"I want my room to myself," she murmured in a breathless sort of way, "-- I want you to go out, please----"
A boyish flush burnt his face. He got up slowly, took his rifle from the corner, went out, closing the door, and seated himself on the stairs.
And there, on guard, sat Trooper Stormont, rigid, unstirring, hour after hour, facing the first great passion of his life, and stunned by the impact of its swift and unexpected blow.
* * * * *
In her chamber, on the bed's edge, sat Eve Strayer, her deep eyes fixed on space. Vague emotions, exquisitely recurrent, new born, possessed her. The whole world, too, all around her seemed to have become misty and golden and all pulsating with a faint, still rhythm that indefinably thrilled her pulses to response.

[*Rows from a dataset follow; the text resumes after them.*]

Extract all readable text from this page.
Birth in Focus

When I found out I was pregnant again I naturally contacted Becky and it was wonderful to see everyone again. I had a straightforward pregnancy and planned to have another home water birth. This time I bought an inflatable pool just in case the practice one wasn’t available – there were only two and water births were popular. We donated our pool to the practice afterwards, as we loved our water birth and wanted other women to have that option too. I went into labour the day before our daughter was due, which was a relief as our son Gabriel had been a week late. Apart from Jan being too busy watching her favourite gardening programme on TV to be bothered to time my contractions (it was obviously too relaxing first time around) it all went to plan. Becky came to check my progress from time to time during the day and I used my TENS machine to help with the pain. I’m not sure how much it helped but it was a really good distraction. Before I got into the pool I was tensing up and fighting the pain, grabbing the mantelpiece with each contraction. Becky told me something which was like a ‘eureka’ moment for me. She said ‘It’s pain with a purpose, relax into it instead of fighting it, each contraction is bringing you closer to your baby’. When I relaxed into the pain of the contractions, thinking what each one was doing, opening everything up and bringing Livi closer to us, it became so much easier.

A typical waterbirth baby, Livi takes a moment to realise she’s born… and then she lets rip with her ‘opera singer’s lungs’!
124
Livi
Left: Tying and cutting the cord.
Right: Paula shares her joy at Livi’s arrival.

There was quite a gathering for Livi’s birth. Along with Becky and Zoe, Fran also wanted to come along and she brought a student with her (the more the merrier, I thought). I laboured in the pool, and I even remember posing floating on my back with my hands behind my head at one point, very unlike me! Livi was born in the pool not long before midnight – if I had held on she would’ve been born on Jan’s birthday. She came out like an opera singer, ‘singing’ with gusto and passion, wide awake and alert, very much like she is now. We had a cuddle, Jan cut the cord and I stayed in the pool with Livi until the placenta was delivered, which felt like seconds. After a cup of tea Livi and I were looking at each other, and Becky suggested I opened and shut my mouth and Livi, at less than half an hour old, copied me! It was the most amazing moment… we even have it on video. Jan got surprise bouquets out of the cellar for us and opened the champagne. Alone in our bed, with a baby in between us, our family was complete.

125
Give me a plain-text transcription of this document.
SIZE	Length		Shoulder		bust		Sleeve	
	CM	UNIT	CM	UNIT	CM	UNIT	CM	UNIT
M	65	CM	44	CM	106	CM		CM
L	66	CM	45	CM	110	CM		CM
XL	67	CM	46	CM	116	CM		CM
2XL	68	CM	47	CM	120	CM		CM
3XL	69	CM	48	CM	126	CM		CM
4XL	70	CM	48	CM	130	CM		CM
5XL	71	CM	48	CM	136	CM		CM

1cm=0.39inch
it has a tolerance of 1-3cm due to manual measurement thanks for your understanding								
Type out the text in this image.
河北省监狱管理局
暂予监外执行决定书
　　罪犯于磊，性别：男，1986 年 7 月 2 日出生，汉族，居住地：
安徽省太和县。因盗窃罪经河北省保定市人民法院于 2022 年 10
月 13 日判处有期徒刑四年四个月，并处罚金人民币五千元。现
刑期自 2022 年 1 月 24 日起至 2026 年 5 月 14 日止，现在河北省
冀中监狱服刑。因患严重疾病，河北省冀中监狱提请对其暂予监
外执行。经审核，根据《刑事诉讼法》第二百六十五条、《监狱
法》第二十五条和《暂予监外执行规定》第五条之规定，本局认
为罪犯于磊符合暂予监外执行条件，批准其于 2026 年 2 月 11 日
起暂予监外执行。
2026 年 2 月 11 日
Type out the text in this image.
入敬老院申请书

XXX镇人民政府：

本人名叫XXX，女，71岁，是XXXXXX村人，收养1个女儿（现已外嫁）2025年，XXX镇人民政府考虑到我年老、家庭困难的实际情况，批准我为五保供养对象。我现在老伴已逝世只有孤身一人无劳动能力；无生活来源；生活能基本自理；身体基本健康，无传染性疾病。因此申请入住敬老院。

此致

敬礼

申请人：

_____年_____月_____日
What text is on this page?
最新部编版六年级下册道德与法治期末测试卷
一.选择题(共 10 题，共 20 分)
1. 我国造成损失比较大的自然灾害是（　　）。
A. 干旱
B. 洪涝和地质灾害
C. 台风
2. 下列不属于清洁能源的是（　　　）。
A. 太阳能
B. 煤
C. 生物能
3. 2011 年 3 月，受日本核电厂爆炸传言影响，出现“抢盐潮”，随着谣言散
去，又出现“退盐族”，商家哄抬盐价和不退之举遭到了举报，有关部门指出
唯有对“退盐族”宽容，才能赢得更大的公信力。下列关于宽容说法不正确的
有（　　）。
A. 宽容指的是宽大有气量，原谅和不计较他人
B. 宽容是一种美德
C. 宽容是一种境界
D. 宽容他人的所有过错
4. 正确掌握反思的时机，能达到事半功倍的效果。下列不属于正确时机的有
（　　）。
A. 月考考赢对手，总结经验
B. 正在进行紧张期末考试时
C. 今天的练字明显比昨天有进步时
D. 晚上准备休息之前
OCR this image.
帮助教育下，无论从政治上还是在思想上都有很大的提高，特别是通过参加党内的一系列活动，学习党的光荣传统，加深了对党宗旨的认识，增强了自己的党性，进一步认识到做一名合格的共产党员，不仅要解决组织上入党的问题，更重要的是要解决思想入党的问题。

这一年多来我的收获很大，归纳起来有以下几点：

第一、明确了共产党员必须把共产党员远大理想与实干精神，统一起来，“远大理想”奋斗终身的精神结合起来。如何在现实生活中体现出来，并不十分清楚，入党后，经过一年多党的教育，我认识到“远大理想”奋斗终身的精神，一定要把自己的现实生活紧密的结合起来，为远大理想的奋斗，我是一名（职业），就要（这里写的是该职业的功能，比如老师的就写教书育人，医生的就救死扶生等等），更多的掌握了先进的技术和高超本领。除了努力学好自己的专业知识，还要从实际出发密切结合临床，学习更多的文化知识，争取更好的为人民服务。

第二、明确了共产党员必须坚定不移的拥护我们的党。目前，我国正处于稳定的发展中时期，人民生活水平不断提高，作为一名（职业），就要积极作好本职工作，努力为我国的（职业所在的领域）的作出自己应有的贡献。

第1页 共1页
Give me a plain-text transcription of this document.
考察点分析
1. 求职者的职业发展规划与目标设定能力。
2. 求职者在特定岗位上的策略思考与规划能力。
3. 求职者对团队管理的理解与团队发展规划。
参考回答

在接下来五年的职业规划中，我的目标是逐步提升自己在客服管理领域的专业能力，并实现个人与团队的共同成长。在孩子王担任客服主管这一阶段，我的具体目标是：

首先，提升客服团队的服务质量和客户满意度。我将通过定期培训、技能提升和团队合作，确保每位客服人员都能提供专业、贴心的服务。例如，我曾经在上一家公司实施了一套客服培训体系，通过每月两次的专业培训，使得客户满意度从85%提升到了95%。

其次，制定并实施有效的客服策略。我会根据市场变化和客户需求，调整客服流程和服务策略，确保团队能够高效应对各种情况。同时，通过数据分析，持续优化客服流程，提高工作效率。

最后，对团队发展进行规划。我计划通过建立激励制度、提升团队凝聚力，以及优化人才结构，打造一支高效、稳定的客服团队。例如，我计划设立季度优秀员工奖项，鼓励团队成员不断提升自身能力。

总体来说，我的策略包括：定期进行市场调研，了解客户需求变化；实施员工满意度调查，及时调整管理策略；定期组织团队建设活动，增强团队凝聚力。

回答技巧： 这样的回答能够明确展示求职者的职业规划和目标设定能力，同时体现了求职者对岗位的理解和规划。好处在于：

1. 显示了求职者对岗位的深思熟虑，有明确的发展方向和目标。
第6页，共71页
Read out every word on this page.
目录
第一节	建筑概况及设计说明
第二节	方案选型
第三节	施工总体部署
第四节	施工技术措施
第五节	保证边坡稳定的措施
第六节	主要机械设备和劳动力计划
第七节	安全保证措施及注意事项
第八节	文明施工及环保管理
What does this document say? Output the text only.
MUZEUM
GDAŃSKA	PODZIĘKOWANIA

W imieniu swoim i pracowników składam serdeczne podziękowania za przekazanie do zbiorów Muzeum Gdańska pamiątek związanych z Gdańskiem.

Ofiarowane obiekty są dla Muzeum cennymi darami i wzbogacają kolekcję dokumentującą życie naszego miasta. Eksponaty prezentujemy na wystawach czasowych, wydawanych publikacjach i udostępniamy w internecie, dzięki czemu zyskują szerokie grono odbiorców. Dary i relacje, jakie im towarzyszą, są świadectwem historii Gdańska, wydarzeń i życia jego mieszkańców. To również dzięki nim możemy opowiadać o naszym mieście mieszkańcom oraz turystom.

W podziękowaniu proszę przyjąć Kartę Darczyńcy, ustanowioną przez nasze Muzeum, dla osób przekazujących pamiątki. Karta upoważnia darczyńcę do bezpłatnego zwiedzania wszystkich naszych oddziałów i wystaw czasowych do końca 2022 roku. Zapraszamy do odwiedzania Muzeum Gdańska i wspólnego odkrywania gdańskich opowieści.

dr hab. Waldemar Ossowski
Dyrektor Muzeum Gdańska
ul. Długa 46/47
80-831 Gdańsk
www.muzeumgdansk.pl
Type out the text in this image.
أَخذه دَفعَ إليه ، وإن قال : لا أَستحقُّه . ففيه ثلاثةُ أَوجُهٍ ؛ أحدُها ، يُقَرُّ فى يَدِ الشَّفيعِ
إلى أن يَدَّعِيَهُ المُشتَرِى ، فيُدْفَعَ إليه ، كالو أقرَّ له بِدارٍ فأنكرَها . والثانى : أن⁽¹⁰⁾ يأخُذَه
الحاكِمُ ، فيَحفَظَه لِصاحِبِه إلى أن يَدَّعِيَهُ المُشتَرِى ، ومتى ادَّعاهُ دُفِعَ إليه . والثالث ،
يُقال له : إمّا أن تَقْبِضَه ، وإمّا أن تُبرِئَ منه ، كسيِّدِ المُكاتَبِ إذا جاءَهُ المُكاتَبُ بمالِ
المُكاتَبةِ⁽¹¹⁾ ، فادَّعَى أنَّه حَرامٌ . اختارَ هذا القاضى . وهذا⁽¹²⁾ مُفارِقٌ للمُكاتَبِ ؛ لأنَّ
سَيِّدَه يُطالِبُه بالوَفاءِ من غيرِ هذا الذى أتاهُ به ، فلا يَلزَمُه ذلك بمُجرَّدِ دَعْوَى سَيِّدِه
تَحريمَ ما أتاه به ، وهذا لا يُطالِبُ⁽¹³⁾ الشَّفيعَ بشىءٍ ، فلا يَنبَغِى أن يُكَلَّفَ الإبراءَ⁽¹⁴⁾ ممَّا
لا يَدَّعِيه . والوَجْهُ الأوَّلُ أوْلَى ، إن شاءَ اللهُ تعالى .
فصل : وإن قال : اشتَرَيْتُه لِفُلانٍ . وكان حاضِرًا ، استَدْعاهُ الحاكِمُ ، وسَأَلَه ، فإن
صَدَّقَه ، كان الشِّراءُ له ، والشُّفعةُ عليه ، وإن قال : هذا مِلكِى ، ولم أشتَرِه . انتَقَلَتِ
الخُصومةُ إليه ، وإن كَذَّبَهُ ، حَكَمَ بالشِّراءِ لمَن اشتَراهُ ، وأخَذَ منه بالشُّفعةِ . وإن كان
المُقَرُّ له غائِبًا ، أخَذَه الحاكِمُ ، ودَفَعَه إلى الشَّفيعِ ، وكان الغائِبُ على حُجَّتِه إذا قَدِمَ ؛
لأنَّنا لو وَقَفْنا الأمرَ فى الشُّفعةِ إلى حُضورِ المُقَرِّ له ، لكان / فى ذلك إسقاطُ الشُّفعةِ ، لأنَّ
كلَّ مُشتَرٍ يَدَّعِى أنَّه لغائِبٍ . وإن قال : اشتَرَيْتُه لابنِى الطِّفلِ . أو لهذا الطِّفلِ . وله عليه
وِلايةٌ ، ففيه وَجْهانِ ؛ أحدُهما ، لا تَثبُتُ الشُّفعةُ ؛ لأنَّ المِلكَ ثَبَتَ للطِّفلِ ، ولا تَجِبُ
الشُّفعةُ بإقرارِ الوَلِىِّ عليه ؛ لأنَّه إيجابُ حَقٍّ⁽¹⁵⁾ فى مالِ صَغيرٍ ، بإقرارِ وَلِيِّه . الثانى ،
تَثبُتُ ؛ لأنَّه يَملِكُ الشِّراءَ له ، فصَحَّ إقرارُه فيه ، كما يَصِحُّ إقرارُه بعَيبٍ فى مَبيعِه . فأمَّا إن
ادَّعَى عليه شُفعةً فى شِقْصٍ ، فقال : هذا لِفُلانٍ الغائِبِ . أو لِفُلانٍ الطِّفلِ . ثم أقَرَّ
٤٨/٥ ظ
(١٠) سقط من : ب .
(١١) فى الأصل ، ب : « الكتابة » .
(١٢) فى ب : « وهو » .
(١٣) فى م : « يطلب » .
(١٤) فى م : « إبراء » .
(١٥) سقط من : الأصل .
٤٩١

Passion, full-armed, springs flaming from the heart of man. Woman is slow to burn. And it was the delicate phantom of passion that Eve gazed upon, there in her unpainted chamber, her sun-tanned fingers linking listlessly in her lap, her little feet like bruised white flowers drooping above the floor.
Hour after hour she sat there dreaming, staring at the tinted ghost of Eros, rose-hued, near-smiling, unreal, impalpable as the dusty sunbeam that slanted from her window, gilding the boarded floor.
* * * * *
Three spectres, gilding near, paused to gaze at State Trooper Stormont, on guard by the stairs. Then they looked at the closed door of Eve's chamber.
Then the three spectres, Fate, Chance, and Destiny, whispering together, passed on toward the depths of the sunset forest.